La vida en dos pequeñas localidades
La investigación se realizó en dos pequeños asentamientos del noreste de Hungría, áreas donde la mayoría vive en viviendas unifamiliares con espacio de jardín suficiente para plantar un huerto. Entre finales de 2021 y mediados de 2022, 269 adultos completaron un cuestionario en línea sobre sus hábitos alimentarios diarios, actividad física, salud general y si su hogar cultivaba frutas y verduras para consumo propio. Alrededor de dos tercios de los encuestados informaron tener un huerto doméstico. Los hortelanos tendían a ser mujeres, con mayor nivel educativo, casadas y con más probabilidad de tener hijos menores de 18 en casa; asimismo era algo más probable que vivieran en la localidad rural más pequeña que en la periferia suburbana.
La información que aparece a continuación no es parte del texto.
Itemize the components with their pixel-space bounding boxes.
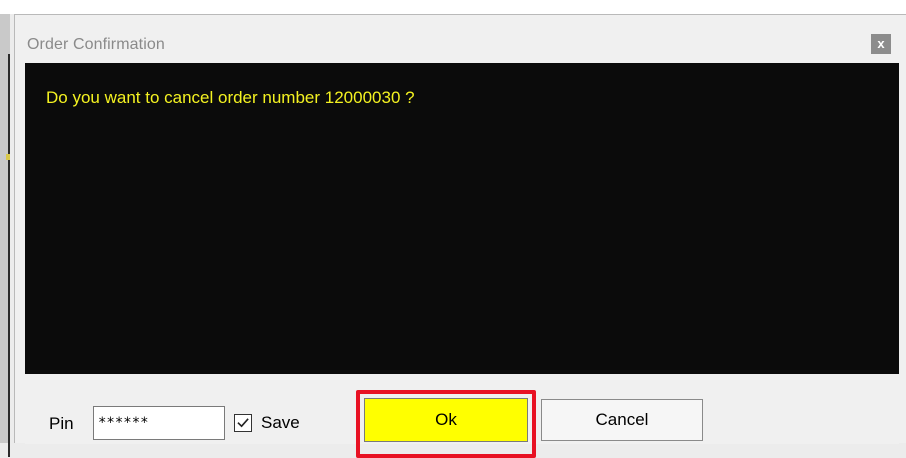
close-icon: x xyxy=(877,36,885,51)
dialog-titlebar: Order Confirmation x xyxy=(15,15,906,62)
message-panel: Do you want to cancel order number 12000… xyxy=(25,63,899,374)
dialog-title: Order Confirmation xyxy=(27,36,165,53)
background-window-marker xyxy=(6,154,10,160)
dialog-action-bar: Pin Save Ok Cancel xyxy=(25,374,899,458)
pin-label: Pin xyxy=(49,414,74,433)
checkbox-box[interactable] xyxy=(234,414,252,432)
save-checkbox[interactable]: Save xyxy=(234,411,300,435)
close-button[interactable]: x xyxy=(871,34,891,54)
background-window-border xyxy=(8,54,10,457)
background-window-strip xyxy=(0,0,906,14)
background-window-edge xyxy=(0,14,10,457)
cancel-button[interactable]: Cancel xyxy=(541,399,703,441)
save-label: Save xyxy=(261,413,300,432)
ok-button[interactable]: Ok xyxy=(364,398,528,442)
checkmark-icon xyxy=(237,418,249,428)
pin-input[interactable] xyxy=(93,406,225,440)
confirmation-message: Do you want to cancel order number 12000… xyxy=(46,88,415,107)
order-confirmation-dialog: Order Confirmation x Do you want to canc… xyxy=(14,14,906,458)
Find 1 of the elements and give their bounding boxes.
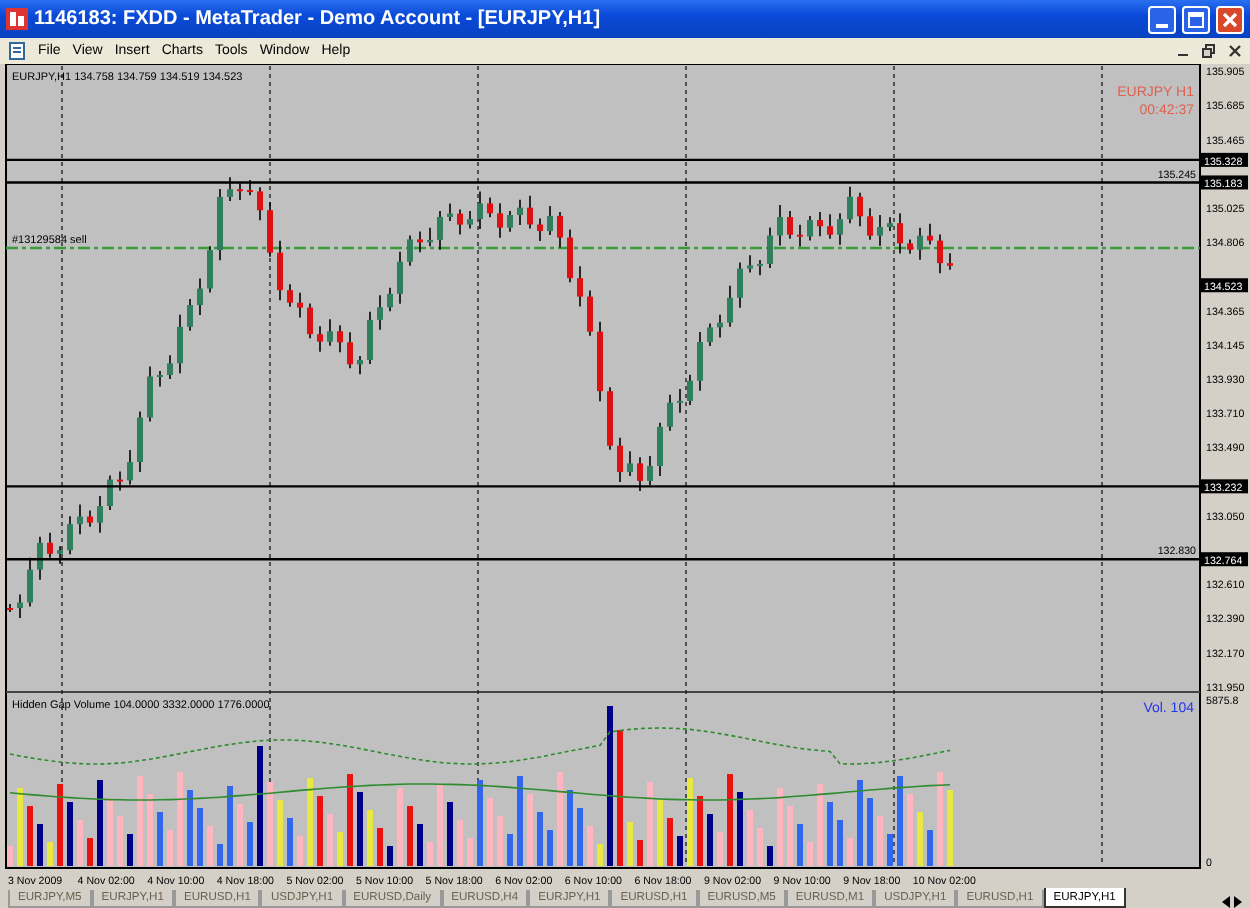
window-title: 1146183: FXDD - MetaTrader - Demo Account - [EURJPY,H1] [34,8,601,30]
Cuánto producto comen realmente las personas
La encuesta investigó con qué frecuencia los participantes consumían frutas y verduras y cuál era el tamaño típico de sus raciones. Estas respuestas se convirtieron en porciones promedio por día y se compararon con la recomendación ampliamente utilizada de comer al menos cinco porciones diarias de frutas y verduras, incluyendo aproximadamente dos de fruta y tres de verduras. En conjunto, la ingesta mediana fue solo de 2,3 porciones al día —menos de la mitad de la cantidad recomendada. Solo una de cada cuatro personas alcanzó el objetivo de cinco al día. Sin embargo, entre este grupo de consumidores más altos, la gran mayoría —casi el 87 por ciento— tenía un huerto doméstico, lo que sugiere un vínculo fuerte entre cultivar alimentos y consumirlos.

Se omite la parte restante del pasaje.